Proceedings of the 2003 SIAM International Conference on Data Mining

Cathedral Hill Hotel, San Francisco, CA
May 1-3, 2003
Preface
The Third SIAM International Conference on Data Mining continues the tradition of providing an open forum for the presentation, discussion, and development of innovative algorithms, software, and theories for data mining applications and data intensive computation. This year's invited speakers will highlight new trends in algorithm development, discuss new trends and challenges for data mining from an industrial perspective, reveal important issues in both the monitoring and mining of network data streams, and expose important mathematical and computational problems that arise in protecting privacy during transactional database mining and analysis.

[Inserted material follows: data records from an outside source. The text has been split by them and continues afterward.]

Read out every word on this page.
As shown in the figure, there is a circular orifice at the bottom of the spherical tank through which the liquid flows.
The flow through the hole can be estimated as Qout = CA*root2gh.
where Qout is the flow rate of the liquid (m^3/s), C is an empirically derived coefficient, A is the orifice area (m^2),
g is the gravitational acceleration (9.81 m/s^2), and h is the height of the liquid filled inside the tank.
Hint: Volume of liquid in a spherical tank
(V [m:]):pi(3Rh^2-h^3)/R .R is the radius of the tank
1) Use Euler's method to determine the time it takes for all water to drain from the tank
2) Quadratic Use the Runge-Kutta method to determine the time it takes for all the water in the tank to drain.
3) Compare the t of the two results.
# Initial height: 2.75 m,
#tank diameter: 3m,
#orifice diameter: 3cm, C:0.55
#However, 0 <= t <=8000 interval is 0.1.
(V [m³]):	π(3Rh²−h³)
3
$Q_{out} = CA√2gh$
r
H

In addition to the invited talks, the conference will also feature 6 workshops and 4 tutorials on a broad set of subjects. The workshops will serve as a forum to brainstorm new ideas in the areas of high-performance data stream mining, application of techniques from discrete mathematics to data mining problems, systems and algorithms capable of mining textual data, scientific data mining, data mining for counter-terrorism and security, and clustering schemes for high-dimensional data that avoid the curse of dimensionality. Of the workshops, the one on counter-terrorism and security is being held for the first time, and is particularly relevant in light of the tragedy of September 11, to pro-actively detect and prevent further terrorist activity. We expect that this workshop will shed light on ways in which data mining and machine learning can be used to analyze data from numerous heterogeneous data sources such as text, internet, video, audio, biometrics and speech. We have an equally exciting tutorial program this year where well-known speakers will cover data mining issues in the real world, as well as provide an overview of scientific, relational and visual data mining techniques. We are also excited to have a poster session this year as well as minisymposiums on statistics and data mining.
We like to thank the entire organizing committee for the tremendous job they've done in putting together such a strong technical program; Daniel Barbara and Chandrika Kamath for assembling a highly accomplished program committee and diligently overseeing the entire conference paper selection process, Joydeep Ghosh for doing a superb job of soliciting and assembling a top-notch tutorial program; Hillol Kargupta for organizing workshops on such a wide range of interesting topics; Alexander Lazarevic for effectively publicizing the conference at countless venues; and Mohammed Zaki for relentlessly pursuing sponsors for the conference. We are also very grateful to all of our sponsors, without whose support this conference would not have been possible.